Provider page compliance table cells follow the pattern: Art. 55 (in force 2025-08-02) for controls where the cloud provider holds the Art. 55 GPAI obligation, and Art. 26 (in force 2026-08-02) where the deployer holds the obligation under Art. 26. Every Art. reference in compliance cells includes the enforcement-date qualifier. A bare "Art. 26" without a date qualifier does not satisfy the audit-precision standard used throughout this guide.

Reading the provider pages

The provider GenAI pages translate the principles on this page into auditable, provider-specific controls. Each control article identifies the threat it addresses (by LLMxx:2025 code), the severity of the gap it closes, and the remediation steps including CLI commands and IaC. Compliance table columns on provider pages follow the 10-column GenAI schema: the four CIS Foundations benchmarks (marked n/a (no dedicated CIS GenAI benchmark) as no CIS benchmark exists for managed LLM APIs as of 2026-05), NIST SP 800-53 rev5, ISO/IEC 27001:2022, ISO/IEC 27017:2015, OWASP LLM Top 10:2025, NIST AI 600-1 (Jul 2024), and EU AI Act (2024/1689).

Azure OpenAI Service Hardening is the Phase 13 pilot page and is currently live. It covers nine controls addressing all AZOPENAI-01 through AZOPENAI-09 requirements, including Entra ID authentication enforcement, Azure AI Content Safety Prompt Shields, content filter baseline configuration, private endpoint, RBAC least-privilege, diagnostic logging, customer-managed key encryption, quota and token rate limiting, and abuse monitoring configuration.

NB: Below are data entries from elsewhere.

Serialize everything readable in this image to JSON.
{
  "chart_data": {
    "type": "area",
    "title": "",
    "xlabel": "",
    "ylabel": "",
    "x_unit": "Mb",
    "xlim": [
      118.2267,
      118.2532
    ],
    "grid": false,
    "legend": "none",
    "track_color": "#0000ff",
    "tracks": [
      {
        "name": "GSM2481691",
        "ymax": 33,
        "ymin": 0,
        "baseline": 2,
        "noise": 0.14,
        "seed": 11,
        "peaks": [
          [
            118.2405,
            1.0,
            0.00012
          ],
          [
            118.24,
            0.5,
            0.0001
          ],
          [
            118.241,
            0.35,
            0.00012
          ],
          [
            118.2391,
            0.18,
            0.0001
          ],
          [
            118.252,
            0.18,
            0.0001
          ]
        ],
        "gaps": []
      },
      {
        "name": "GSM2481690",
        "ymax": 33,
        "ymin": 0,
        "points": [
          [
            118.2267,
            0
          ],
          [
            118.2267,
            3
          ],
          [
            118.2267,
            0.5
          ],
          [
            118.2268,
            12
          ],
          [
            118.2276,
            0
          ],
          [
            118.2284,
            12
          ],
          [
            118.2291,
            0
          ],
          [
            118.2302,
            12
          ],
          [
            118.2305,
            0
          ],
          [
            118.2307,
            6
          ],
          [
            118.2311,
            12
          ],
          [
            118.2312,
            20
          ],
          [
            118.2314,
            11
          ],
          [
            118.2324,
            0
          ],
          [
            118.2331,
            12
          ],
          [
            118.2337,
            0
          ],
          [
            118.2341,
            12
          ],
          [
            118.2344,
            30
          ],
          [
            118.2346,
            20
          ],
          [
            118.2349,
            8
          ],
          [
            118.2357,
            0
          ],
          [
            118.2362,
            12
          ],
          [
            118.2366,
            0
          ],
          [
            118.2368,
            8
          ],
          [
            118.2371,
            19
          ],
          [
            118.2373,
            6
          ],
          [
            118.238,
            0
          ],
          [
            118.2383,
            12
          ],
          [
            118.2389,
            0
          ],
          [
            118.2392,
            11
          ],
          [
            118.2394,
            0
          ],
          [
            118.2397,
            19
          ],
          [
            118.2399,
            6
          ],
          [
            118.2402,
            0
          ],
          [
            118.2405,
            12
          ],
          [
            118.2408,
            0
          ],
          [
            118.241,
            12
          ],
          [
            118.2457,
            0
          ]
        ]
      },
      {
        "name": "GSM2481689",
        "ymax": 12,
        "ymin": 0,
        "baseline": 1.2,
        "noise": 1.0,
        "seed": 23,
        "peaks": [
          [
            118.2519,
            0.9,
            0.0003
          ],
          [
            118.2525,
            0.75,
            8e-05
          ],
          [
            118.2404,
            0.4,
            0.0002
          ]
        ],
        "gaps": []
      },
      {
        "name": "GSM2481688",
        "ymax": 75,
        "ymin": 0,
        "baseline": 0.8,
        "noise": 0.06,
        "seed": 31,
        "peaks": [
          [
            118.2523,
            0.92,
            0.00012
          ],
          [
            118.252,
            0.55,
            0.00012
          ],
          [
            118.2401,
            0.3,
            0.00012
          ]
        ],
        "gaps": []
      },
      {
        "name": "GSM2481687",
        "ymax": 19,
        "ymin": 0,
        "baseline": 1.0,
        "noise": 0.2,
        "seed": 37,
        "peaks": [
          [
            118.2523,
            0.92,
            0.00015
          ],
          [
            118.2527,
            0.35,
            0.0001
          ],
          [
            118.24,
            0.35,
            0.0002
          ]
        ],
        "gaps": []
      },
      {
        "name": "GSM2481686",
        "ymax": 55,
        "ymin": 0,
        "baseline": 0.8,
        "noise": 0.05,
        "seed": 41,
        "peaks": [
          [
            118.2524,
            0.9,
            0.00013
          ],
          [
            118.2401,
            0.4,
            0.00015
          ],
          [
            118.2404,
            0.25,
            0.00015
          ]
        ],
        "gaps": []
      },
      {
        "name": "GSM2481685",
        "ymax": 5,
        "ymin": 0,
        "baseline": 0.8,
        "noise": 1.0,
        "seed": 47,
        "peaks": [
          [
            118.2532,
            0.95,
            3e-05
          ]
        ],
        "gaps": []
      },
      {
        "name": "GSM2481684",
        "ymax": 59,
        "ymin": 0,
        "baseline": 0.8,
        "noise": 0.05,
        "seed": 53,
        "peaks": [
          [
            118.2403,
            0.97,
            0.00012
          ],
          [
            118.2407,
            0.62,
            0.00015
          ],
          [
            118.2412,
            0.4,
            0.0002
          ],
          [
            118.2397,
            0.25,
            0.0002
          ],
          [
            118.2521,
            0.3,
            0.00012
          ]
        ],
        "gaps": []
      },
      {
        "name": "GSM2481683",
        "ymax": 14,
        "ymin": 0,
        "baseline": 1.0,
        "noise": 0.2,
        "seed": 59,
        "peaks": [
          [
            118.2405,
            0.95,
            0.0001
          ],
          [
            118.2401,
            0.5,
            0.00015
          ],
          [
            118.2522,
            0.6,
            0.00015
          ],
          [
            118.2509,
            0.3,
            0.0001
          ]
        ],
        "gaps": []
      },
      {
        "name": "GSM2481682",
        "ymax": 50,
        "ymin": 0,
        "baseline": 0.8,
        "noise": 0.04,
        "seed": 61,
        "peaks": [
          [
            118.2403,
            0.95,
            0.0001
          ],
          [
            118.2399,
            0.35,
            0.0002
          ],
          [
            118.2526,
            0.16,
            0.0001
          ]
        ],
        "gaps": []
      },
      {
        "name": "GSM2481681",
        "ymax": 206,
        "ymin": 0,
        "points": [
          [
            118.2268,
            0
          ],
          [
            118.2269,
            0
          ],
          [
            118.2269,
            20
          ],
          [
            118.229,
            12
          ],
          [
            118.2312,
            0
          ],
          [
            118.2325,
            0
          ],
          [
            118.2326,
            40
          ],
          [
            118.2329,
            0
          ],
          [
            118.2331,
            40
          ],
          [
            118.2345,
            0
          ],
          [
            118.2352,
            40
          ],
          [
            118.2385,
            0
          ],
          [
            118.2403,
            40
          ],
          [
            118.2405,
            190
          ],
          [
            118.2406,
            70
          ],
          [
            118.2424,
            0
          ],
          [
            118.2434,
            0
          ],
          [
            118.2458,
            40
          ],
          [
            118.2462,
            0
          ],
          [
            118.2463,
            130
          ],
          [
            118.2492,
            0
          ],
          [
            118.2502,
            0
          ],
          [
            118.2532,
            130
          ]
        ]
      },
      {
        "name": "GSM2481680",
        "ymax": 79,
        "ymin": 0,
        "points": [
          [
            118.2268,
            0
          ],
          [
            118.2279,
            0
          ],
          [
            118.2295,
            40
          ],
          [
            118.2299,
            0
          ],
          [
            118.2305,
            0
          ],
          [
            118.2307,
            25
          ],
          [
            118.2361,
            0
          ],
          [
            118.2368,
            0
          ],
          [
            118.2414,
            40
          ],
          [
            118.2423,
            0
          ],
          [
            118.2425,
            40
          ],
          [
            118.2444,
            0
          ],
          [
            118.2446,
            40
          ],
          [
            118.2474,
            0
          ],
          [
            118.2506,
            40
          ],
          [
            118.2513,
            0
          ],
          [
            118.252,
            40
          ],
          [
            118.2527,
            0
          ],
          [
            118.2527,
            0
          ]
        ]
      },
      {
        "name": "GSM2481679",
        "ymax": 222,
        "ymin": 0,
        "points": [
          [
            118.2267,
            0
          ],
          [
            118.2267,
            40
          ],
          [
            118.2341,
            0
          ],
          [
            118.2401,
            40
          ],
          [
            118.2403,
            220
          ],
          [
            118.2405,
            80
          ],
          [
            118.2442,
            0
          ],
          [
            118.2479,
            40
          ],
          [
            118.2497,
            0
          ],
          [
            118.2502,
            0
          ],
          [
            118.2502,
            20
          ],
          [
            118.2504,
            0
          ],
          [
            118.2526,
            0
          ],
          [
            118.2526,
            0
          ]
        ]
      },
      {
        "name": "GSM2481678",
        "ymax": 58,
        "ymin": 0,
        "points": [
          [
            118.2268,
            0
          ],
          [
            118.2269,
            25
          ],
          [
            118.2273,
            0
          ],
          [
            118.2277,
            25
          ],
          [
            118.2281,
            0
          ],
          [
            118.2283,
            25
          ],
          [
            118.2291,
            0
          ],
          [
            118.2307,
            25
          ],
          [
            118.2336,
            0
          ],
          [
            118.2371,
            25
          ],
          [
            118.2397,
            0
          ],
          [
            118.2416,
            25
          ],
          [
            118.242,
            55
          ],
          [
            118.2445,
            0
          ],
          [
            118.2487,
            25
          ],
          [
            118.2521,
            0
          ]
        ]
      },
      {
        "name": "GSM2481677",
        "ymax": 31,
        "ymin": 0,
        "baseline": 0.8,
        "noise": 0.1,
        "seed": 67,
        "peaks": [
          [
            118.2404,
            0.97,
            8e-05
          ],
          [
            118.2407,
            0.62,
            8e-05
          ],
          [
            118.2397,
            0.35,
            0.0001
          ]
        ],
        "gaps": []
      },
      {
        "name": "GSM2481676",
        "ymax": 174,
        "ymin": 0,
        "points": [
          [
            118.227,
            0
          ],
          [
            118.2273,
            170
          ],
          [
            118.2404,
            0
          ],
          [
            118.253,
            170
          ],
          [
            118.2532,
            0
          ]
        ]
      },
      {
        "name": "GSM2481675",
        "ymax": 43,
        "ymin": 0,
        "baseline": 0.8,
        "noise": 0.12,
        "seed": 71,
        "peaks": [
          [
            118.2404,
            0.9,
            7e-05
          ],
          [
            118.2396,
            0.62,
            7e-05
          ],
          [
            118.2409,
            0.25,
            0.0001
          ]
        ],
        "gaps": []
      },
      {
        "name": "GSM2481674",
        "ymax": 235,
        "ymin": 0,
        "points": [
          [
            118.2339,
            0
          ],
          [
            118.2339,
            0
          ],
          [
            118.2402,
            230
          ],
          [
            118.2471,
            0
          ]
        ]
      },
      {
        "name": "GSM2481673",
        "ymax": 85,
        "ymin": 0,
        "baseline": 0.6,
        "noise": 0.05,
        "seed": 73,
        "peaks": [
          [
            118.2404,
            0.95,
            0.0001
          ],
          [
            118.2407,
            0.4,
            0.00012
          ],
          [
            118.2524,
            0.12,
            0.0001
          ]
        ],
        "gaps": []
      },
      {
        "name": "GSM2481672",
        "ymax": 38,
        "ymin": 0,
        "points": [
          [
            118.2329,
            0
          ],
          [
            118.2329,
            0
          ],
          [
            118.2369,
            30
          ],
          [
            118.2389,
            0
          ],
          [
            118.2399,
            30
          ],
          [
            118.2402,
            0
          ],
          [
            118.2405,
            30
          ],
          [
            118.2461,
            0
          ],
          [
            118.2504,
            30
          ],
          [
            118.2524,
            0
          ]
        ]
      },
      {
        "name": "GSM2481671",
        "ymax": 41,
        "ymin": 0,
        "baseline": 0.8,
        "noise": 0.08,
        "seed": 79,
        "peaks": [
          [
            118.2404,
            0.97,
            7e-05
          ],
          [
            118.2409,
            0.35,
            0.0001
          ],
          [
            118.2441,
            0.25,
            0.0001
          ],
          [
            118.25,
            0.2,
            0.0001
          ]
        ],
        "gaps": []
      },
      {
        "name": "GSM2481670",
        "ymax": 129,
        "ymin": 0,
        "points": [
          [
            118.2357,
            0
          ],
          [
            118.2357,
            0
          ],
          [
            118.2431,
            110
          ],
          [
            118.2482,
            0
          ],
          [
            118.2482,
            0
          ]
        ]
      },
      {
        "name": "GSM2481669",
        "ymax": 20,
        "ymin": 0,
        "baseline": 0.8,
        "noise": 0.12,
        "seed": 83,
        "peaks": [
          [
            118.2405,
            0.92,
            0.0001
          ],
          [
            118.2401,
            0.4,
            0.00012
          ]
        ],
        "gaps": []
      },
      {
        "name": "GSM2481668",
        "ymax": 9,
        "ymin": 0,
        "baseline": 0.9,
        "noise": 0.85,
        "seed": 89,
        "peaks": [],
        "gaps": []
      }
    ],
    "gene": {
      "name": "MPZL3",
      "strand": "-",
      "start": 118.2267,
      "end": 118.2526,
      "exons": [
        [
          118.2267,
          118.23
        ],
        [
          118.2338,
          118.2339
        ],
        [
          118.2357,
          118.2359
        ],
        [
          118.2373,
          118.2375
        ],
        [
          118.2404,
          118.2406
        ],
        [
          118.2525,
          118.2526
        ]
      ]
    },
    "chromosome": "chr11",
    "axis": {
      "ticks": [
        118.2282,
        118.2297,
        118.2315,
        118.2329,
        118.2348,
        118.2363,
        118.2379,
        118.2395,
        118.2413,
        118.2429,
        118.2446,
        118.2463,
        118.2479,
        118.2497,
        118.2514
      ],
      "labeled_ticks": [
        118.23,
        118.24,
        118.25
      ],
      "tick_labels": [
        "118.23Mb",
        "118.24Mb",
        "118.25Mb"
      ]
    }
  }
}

AWS Bedrock Hardening, GCP Vertex AI Hardening, and OCI Generative AI Hardening are forthcoming in Phase 14. Phase 14 will follow the same 10-column compliance table schema validated by the Azure pilot and will add cross-provider equivalence links between all four provider GenAI pages. During Phase 13, equivalence link placeholders appear as HTML comments in the provider page source; live hrefs will be added in the Phase 14 sealing wave once all anchor targets exist.

Each control on the provider pages carries an equivalence callout noting the analogous control on sibling provider pages. These callouts are populated progressively as provider pages are authored, and Phase 14 completes the full cross-provider equivalence map.